The Tar Heels (10-2) were locked into a tight contest in the first half after a slow shooting start. Guards Jamie Cherry and Taylor Koenen helped pace the team though with good shooting, though, and UNC took a five-point lead into the break at the Myrtle Beach Convention Center.
In the second half, the Tar Heels were able to pull away and finish the game with a 79-63 victory over the Tigers. Koenen finished with 14 points and 11 rebounds, and Cherry finished with a team-high 22 points.
As the buzzer sounded on Hatchell’s 1,000th career win, the celebration began. Her team surrounded her along with fans, former players and others who followed the coach's storied career. Hats and T-shirts proclaiming “Sylvia Hatchell 1000 Wins! Beyond Amazing!”
Hatchell joins a short and prestigious list of college basketball coaches with at least 1,000 wins: Mike Krzyzewski, Tara VanDerveer, Pat Summitt and Geno Auriemma (who won his 1,000th later on Tuesday night).
The journey wasn't an easy one. At North Carolina, Hatchell coached during the entirety of the NCAA's investigation into the school. She also missed the 2013-14 season as she fought leukemia. She returned to the team in its 2014 season opener.
“You learn so much when you go through things like that, and how though you have to be” Hatchell said. “What I have gone through the past couple years has absolutely renewed my passion for the game and my passion for winning, especially at UNC.”
For seniors like Cherry, the moment was surreal and the opportunity to be a part of the win was a special feeling.
“It feels great being a part of that, that’s huge,” Cherry said. “Her going down as the third most winning active coach was perfect and I am glad I was able to contribute to that.”
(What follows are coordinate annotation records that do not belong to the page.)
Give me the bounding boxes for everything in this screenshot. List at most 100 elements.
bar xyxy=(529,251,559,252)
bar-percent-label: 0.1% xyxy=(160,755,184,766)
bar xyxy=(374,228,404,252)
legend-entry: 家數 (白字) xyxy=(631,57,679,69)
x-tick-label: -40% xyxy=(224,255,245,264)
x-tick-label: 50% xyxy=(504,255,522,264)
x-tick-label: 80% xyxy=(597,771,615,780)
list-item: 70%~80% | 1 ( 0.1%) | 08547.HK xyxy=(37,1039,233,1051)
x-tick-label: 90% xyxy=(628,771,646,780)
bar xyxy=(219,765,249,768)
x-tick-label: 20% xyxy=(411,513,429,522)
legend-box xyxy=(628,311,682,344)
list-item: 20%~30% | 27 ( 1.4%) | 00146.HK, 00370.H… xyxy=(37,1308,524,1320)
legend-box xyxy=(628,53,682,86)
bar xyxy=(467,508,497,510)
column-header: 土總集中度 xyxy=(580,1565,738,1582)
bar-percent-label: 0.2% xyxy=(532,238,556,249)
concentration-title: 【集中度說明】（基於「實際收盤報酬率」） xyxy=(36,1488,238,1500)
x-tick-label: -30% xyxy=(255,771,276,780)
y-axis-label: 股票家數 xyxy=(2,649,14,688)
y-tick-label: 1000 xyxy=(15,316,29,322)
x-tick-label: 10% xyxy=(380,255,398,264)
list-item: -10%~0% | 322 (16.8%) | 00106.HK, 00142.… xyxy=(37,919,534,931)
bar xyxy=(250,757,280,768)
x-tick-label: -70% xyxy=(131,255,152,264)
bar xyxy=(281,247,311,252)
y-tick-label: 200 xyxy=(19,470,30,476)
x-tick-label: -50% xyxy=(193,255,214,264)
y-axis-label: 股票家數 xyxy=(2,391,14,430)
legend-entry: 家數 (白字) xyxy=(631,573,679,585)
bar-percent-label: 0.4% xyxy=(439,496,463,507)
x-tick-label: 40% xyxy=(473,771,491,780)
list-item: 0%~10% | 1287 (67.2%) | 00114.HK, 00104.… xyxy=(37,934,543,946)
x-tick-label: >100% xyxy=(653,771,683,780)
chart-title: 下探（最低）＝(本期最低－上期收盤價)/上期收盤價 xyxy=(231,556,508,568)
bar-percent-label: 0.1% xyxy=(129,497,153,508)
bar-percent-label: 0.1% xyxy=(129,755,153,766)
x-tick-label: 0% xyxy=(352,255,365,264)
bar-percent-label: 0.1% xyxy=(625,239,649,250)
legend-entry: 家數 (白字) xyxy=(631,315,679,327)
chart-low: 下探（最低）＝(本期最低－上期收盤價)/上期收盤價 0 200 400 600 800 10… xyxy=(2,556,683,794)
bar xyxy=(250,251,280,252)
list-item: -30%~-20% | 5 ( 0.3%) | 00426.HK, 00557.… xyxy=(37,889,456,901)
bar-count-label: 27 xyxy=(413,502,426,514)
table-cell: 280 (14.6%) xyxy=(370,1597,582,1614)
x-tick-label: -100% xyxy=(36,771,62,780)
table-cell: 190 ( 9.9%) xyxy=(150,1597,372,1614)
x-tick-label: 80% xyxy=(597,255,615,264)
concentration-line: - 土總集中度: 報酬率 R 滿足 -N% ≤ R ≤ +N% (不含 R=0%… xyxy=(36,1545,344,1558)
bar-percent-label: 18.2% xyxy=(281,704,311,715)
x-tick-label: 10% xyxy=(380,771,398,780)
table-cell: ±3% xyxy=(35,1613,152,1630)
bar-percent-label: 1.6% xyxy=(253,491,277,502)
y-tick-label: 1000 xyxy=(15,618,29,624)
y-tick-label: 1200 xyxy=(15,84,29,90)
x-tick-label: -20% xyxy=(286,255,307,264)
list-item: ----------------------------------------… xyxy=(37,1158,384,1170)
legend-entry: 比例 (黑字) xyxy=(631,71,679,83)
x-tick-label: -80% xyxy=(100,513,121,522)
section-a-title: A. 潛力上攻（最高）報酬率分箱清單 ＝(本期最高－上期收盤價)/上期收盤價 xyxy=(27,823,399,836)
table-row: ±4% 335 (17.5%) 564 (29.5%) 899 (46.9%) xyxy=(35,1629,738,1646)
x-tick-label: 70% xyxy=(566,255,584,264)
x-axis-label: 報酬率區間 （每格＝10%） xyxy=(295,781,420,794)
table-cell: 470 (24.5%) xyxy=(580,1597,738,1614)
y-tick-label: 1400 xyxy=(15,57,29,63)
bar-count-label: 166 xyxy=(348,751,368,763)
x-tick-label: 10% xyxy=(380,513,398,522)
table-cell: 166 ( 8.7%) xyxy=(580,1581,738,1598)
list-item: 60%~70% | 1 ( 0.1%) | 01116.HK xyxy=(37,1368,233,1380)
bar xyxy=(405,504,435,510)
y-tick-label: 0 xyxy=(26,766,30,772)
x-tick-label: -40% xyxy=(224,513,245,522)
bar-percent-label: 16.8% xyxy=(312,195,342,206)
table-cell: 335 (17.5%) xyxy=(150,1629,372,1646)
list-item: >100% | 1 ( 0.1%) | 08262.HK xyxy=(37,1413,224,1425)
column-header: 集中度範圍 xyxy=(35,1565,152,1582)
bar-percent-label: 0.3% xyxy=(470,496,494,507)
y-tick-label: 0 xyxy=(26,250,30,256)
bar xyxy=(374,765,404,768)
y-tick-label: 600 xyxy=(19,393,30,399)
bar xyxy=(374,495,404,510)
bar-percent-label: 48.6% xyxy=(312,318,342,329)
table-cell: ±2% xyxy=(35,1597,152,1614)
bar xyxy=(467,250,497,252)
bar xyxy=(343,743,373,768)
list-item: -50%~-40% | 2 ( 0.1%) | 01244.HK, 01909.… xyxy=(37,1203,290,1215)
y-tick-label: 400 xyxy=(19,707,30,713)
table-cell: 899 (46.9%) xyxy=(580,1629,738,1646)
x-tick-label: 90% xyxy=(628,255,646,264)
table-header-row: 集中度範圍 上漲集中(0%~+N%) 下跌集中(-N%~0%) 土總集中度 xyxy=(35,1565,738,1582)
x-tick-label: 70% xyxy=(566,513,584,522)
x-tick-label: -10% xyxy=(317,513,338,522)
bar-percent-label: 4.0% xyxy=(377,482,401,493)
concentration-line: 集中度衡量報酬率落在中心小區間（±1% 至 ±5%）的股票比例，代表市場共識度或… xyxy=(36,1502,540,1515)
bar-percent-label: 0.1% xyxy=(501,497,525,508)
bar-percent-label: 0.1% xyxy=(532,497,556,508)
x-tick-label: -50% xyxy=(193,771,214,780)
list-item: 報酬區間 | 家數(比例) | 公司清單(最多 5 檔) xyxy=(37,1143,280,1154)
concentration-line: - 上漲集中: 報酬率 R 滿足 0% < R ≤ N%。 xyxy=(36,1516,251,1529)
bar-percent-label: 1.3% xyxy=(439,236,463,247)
The progression of Hatchell’s coaching career has been remarkable after first taking that Francis Marion head coaching job in a town she had never heard of: Florence, S.C. Hatchell joked that besides the little help she could find, she was essentially on her own, driving the bus, washing the uniforms and sweeping the floor.
In those 11 seasons Hatchell won 272 games and two national championships: one at the NAIA level and another at the AIAW level.
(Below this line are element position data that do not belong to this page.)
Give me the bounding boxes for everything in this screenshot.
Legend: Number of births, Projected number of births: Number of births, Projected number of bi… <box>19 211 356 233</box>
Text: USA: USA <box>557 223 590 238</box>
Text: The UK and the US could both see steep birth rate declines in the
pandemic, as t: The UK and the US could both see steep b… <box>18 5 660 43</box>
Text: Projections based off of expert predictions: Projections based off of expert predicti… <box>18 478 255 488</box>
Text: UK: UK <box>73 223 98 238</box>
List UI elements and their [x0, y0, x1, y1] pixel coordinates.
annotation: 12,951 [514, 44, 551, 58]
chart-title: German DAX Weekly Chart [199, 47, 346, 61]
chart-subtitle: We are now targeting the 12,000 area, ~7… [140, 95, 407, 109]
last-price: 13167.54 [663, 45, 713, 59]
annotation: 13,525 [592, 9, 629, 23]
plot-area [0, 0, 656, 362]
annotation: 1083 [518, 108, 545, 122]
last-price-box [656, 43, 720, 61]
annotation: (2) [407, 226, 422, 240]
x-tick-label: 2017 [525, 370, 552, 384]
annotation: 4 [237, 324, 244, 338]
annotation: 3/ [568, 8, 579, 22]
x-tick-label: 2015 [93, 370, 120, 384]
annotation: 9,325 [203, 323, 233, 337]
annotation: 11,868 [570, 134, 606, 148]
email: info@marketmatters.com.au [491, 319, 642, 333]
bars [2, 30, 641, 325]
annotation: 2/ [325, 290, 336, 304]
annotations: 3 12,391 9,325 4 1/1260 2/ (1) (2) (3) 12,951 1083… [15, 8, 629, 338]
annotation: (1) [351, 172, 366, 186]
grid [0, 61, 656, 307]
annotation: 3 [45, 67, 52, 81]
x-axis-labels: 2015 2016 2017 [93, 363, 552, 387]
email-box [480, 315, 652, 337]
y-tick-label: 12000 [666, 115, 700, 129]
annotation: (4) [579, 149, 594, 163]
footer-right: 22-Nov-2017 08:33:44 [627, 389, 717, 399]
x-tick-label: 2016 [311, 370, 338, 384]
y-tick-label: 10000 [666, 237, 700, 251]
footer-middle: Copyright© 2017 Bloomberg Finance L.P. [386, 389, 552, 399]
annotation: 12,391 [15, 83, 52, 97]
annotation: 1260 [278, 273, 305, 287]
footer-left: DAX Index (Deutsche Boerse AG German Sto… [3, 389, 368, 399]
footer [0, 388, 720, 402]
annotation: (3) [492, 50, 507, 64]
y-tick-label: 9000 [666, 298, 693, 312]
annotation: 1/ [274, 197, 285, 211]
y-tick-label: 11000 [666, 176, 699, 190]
After receiving the job at North Carolina, Hatchell has not stopped her hard work ethic. At UNC, she's produced three Final Four appearances, eight ACC Tournament championships, three coach of the year awards, 31 seasons of 20-plus wins and a national championship win in 1994.
Even as Hatchell looks back on the past, and the memory of her first collegiate game does not seem so distant, she cannot help but keep looking forward. Hatchell not only wants to add on to her win total, but make North Carolina competitive again and earn a chance at multiple national championships. But above all, she wants to make the game's future even brighter.
“I want to keep growing the game," Hatchell said. "There are some things I want to do to help players get into coaching, especially the female basketball players that want to coach. I want to make the game better. I want to increase the scoring. There's a lot I want to do to just make the game better."
The Tar Heels will look to get Hatchell her 1,001st win on Dec. 28, when UNC plays its last home game of 2017 against Mercer in Carmichael Arena.